The technology of Natural Language to SQL (NL2SQL) is rapidly evolving, becoming an important innovation in the field of Natural Language Processing (NLP). This technology enables users to convert natural language queries into Structured Query Language (SQL) statements, significantly facilitating the interaction between users without a technical background and complex databases to obtain valuable information. NL2SQL technology not only opens new doors for exploring large databases across various industries but also enhances work efficiency and decision-making capabilities.

image.png

However, there is a trade-off between query accuracy and adaptability in the implementation of NL2SQL. Some methods struggle to ensure accuracy while also adapting to different types of databases when generating SQL queries. Existing solutions often rely on Large Language Models (LLMs) that generate multiple outputs through prompt engineering and select the best query, but this approach increases computational burden and is not suitable for real-time applications. Meanwhile, Supervised Fine-Tuning (SFT) can achieve targeted SQL generation but faces challenges in cross-domain applications and complex database operations, highlighting the need for innovative frameworks.

image.png

The research team at Alibaba has launched XiYan-SQL, a groundbreaking NL2SQL framework. It integrates multiple generator ensemble strategies, combining the advantages of prompt engineering and SFT. A key innovation of XiYan-SQL is the introduction of M-Schema, a semi-structured schema representation method that enhances the system's understanding of database hierarchies, including data types, primary keys, and example values, thereby improving its ability to generate accurate and contextually relevant SQL queries.

XiYan-SQL employs a three-stage process to generate and optimize SQL queries.
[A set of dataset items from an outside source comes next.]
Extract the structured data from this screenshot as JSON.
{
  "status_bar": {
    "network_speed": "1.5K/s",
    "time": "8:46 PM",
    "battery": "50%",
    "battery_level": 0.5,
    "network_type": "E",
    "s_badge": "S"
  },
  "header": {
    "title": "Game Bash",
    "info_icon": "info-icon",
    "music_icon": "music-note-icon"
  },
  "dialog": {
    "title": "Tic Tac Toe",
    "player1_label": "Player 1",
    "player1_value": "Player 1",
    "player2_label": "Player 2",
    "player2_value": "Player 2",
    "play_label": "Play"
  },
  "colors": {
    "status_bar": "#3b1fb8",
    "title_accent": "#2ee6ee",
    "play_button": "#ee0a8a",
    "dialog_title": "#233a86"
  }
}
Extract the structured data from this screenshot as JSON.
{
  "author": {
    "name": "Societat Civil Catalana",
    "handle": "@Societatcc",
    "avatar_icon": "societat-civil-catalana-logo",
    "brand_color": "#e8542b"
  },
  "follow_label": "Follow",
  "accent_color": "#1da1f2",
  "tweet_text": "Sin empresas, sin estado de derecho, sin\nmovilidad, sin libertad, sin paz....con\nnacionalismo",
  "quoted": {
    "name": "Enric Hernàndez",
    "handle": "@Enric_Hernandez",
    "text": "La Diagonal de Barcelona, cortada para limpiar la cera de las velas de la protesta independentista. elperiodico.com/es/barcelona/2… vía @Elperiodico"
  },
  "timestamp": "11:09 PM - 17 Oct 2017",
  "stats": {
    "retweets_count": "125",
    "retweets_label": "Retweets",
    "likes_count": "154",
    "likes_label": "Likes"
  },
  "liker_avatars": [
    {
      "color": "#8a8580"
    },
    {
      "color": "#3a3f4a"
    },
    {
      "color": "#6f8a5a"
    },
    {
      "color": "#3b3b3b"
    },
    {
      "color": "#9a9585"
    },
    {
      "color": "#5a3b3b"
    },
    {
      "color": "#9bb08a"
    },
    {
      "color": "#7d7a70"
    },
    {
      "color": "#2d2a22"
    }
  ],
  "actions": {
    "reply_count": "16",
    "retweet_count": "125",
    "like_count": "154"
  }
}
First, the system identifies relevant database elements through schema linking, reducing redundant information and focusing on key structures. Next, it generates SQL candidates using generators based on In-Context Learning (ICL) and SFT. Finally, the system optimizes and selects the generated SQL using error correction models and selection models, ensuring the best query is chosen. XiYan-SQL integrates these steps into an efficient pipeline, surpassing traditional methods.

Through rigorous benchmarking, XiYan-SQL has shown outstanding performance across multiple standard test sets, achieving an execution accuracy of 89.65% in the Spider test set, significantly outperforming previous top models.

image.png

Moreover, in terms of adaptability to non-relational datasets, XiYan-SQL has also achieved excellent results, reaching an accuracy of 41.20% in the NL2GQL test set. These results indicate that XiYan-SQL possesses exceptional flexibility and accuracy across various scenarios.

GitHub: https://github.com/XGenerationLab/XiYan-SQL

Highlights:

🌟 Innovative schema representation: M-Schema enhances the understanding of database hierarchies, improving query accuracy.

📊 Advanced candidate generation: XiYan-SQL utilizes multiple generators to produce diverse SQL candidates, improving query quality.

✅ Superior adaptability: Through benchmarking, XiYan-SQL demonstrates outstanding performance across various databases, setting a new standard for NL2SQL frameworks.